In 2024, school choice remains a central part of educational policy discussions across the United States and has greatly affected the options families have concerning where they send their children to school. According to EdChoice, a nonprofit that follows the progress of school choice, 32 states, the District of Columbia, and Puerto Rico have school choice in some capacity, “including tax credits for parents who switch to different schools, private school scholarship programs, and education savings accounts.” 

Libby Stanford, a reporter for Education Week, explains how this past year saw some form of school choice bill passed in at least 11 states with some states expanding programs providing private school vouchers and education savings accounts (ESAs). These vouchers allow families to use part or all of their “per-pupil funding to cover private school costs.” On the other hand, ESAs provide families with public funds intended to pay for other school expenses, such as online learning, homeschooling costs, tutoring, and more.
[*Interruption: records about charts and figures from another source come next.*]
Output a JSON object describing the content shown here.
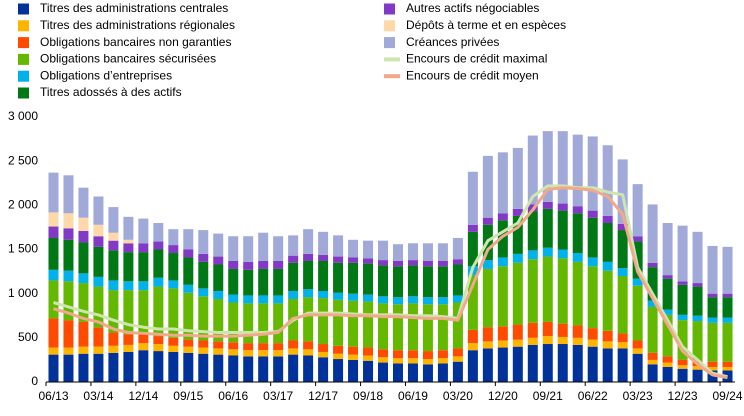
{
  "chart_data": {
    "type": "bar",
    "stacked": true,
    "grid": false,
    "categories": [
      "06/13",
      null,
      null,
      "03/14",
      null,
      null,
      "12/14",
      null,
      null,
      "09/15",
      null,
      null,
      "06/16",
      null,
      null,
      "03/17",
      null,
      null,
      "12/17",
      null,
      null,
      "09/18",
      null,
      null,
      "06/19",
      null,
      null,
      "03/20",
      null,
      null,
      "12/20",
      null,
      null,
      "09/21",
      null,
      null,
      "06/22",
      null,
      null,
      "03/23",
      null,
      null,
      "12/23",
      null,
      null,
      "09/24"
    ],
    "ylim": [
      0,
      3000
    ],
    "yticks": [
      0,
      500,
      {
        "value": 1000,
        "label": "1 000"
      },
      {
        "value": 1500,
        "label": "1 500"
      },
      {
        "value": 2000,
        "label": "2 000"
      },
      {
        "value": 2500,
        "label": "2 500"
      },
      {
        "value": 3000,
        "label": "3 000"
      }
    ],
    "series": [
      {
        "name": "Titres des administrations centrales",
        "color": "#003299",
        "values": [
          310,
          310,
          320,
          320,
          330,
          340,
          360,
          350,
          340,
          330,
          320,
          310,
          300,
          290,
          290,
          290,
          310,
          300,
          280,
          260,
          250,
          240,
          220,
          210,
          210,
          200,
          210,
          230,
          360,
          380,
          390,
          400,
          420,
          430,
          430,
          420,
          400,
          380,
          380,
          320,
          200,
          170,
          150,
          140,
          130,
          130
        ]
      },
      {
        "name": "Titres des administrations régionales",
        "color": "#ffb400",
        "values": [
          80,
          80,
          80,
          80,
          80,
          80,
          80,
          80,
          70,
          70,
          70,
          70,
          70,
          70,
          70,
          70,
          70,
          70,
          60,
          60,
          60,
          60,
          60,
          60,
          60,
          60,
          60,
          60,
          80,
          80,
          80,
          80,
          80,
          90,
          80,
          80,
          80,
          80,
          70,
          60,
          50,
          50,
          40,
          40,
          40,
          40
        ]
      },
      {
        "name": "Obligations bancaires non garanties",
        "color": "#ff4b00",
        "values": [
          330,
          310,
          280,
          220,
          150,
          120,
          100,
          90,
          90,
          80,
          80,
          80,
          80,
          80,
          80,
          80,
          90,
          90,
          90,
          90,
          90,
          90,
          90,
          90,
          90,
          90,
          90,
          90,
          150,
          160,
          160,
          170,
          170,
          160,
          150,
          140,
          130,
          120,
          100,
          90,
          80,
          70,
          60,
          60,
          60,
          60
        ]
      },
      {
        "name": "Obligations bancaires sécurisées",
        "color": "#65b800",
        "values": [
          430,
          440,
          440,
          460,
          480,
          500,
          500,
          560,
          560,
          530,
          500,
          480,
          450,
          450,
          450,
          450,
          470,
          500,
          520,
          520,
          520,
          520,
          520,
          520,
          530,
          530,
          520,
          520,
          620,
          660,
          680,
          700,
          720,
          740,
          740,
          720,
          700,
          680,
          650,
          620,
          520,
          470,
          450,
          450,
          440,
          440
        ]
      },
      {
        "name": "Obligations d’entreprises",
        "color": "#00b1ea",
        "values": [
          120,
          120,
          110,
          110,
          110,
          100,
          100,
          100,
          90,
          90,
          90,
          90,
          90,
          90,
          90,
          90,
          90,
          90,
          80,
          80,
          80,
          80,
          80,
          80,
          80,
          80,
          80,
          80,
          100,
          100,
          100,
          100,
          100,
          100,
          100,
          100,
          100,
          100,
          90,
          80,
          70,
          60,
          60,
          60,
          60,
          60
        ]
      },
      {
        "name": "Titres adossés à des actifs",
        "color": "#007816",
        "values": [
          360,
          350,
          350,
          340,
          340,
          330,
          330,
          320,
          310,
          310,
          300,
          300,
          290,
          290,
          300,
          300,
          320,
          320,
          340,
          340,
          350,
          350,
          350,
          350,
          350,
          350,
          350,
          350,
          390,
          400,
          420,
          430,
          440,
          440,
          440,
          450,
          450,
          440,
          430,
          420,
          380,
          350,
          340,
          330,
          230,
          230
        ]
      },
      {
        "name": "Autres actifs négociables",
        "color": "#8139c6",
        "values": [
          130,
          130,
          130,
          120,
          110,
          100,
          100,
          90,
          90,
          90,
          90,
          90,
          90,
          90,
          90,
          90,
          80,
          80,
          70,
          70,
          60,
          60,
          60,
          60,
          60,
          60,
          60,
          60,
          80,
          80,
          80,
          80,
          80,
          80,
          80,
          80,
          80,
          80,
          70,
          60,
          50,
          40,
          40,
          40,
          40,
          40
        ]
      },
      {
        "name": "Dépôts à terme et en espèces",
        "color": "#fdd8a8",
        "values": [
          160,
          170,
          150,
          130,
          90,
          40,
          0,
          0,
          0,
          0,
          0,
          0,
          0,
          0,
          0,
          0,
          0,
          0,
          0,
          0,
          0,
          0,
          0,
          0,
          0,
          0,
          0,
          0,
          0,
          0,
          0,
          0,
          0,
          0,
          0,
          0,
          0,
          0,
          0,
          0,
          0,
          0,
          0,
          0,
          0,
          0
        ]
      },
      {
        "name": "Créances privées",
        "color": "#a1a9d8",
        "values": [
          450,
          430,
          340,
          320,
          290,
          260,
          280,
          210,
          180,
          230,
          270,
          260,
          280,
          290,
          320,
          280,
          230,
          280,
          260,
          240,
          200,
          200,
          220,
          190,
          190,
          200,
          200,
          240,
          600,
          700,
          690,
          690,
          780,
          800,
          820,
          810,
          840,
          800,
          730,
          590,
          660,
          590,
          630,
          580,
          540,
          530
        ]
      },
      {
        "name": "Encours de crédit maximal",
        "type": "line",
        "color": "#cfe5b0",
        "values": [
          900,
          850,
          800,
          760,
          700,
          650,
          620,
          600,
          600,
          580,
          570,
          560,
          560,
          560,
          560,
          570,
          700,
          780,
          780,
          780,
          770,
          760,
          760,
          760,
          750,
          750,
          740,
          720,
          1300,
          1600,
          1700,
          1800,
          2100,
          2220,
          2220,
          2200,
          2200,
          2150,
          2120,
          1300,
          1000,
          700,
          400,
          250,
          100,
          60
        ]
      },
      {
        "name": "Encours de crédit moyen",
        "type": "line",
        "color": "#f0a98a",
        "values": [
          830,
          780,
          720,
          680,
          600,
          560,
          550,
          540,
          530,
          530,
          520,
          520,
          520,
          530,
          540,
          560,
          720,
          760,
          760,
          760,
          750,
          750,
          740,
          740,
          730,
          720,
          720,
          700,
          1100,
          1500,
          1650,
          1750,
          1950,
          2180,
          2200,
          2190,
          2170,
          2100,
          1900,
          1250,
          950,
          650,
          350,
          200,
          80,
          50
        ]
      }
    ]
  }
}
The American Federation for Children (AFC), an organization seeking to support families in choosing the best schools for their children, aims to increase knowledge of and access to these educational options.

Hera Varmah, an External Relations Associate at AFC, describes her personal experience with school choice, explaining how the Florida Tax Credit Scholarship (FTC) gave her family the opportunity to attend magnet, charter, and private schools. Florida offers state tax credits in exchange for contributions to scholarship funding organizations, which then award scholarships to students. Access to these options directly benefited Varmah and her many siblings, for each child required a different school that could meet their academic needs. 

Varmah comments that parents know what curriculum will best suit their child, and she believes that “every family should have the choice of where to send their child.” Parents have a number of concerns about wanting school choice, including problems with bullying, the curriculum, safety issues, support for special needs, and the location. 

A study from the Urban Institute (2019) reveals some of the academic benefits for students who have taken advantage of school choice. Investigating Florida, a state whose tax credit scholarship serves over 100,000 students making it the largest private school choice program in the nation, the study found that college enrollment increased by 15% for students who used the FTC program and by 46% for students participating in FTC for four or more years. The study states, “The benefit of the choice program grows with the number of years a student participated.” 

In March 2023, Florida expanded their available school choice options and made their FTC more accessible to students, and they are not the only one with a growing school choice program.

Indiana is another state that has seen advances in academic achievement amongst its students since implementing school choice policies. Their expansive voucher program, aimed at students from low-income backgrounds, has significantly grown in the last decade, and according to AFC, “the state has seen a sharp increase in its National Assessment of Educational Progress (NAEP) scores since the 2011 education reforms were implemented.”

Additionally, Alabama just passed the Creating Hope and Opportunity for Our Students‘ Education (CHOOSE) Act earlier this month, making it the 14th state to offer families ESAs, which can cover an assortment of education expenses. Students attending participating schools can receive up to $7,000, while homeschooled students may receive up to $2,000. 

Stanford predicts that school choice policies will continue to arise in 2024, as families seek more control over where their children receive their education.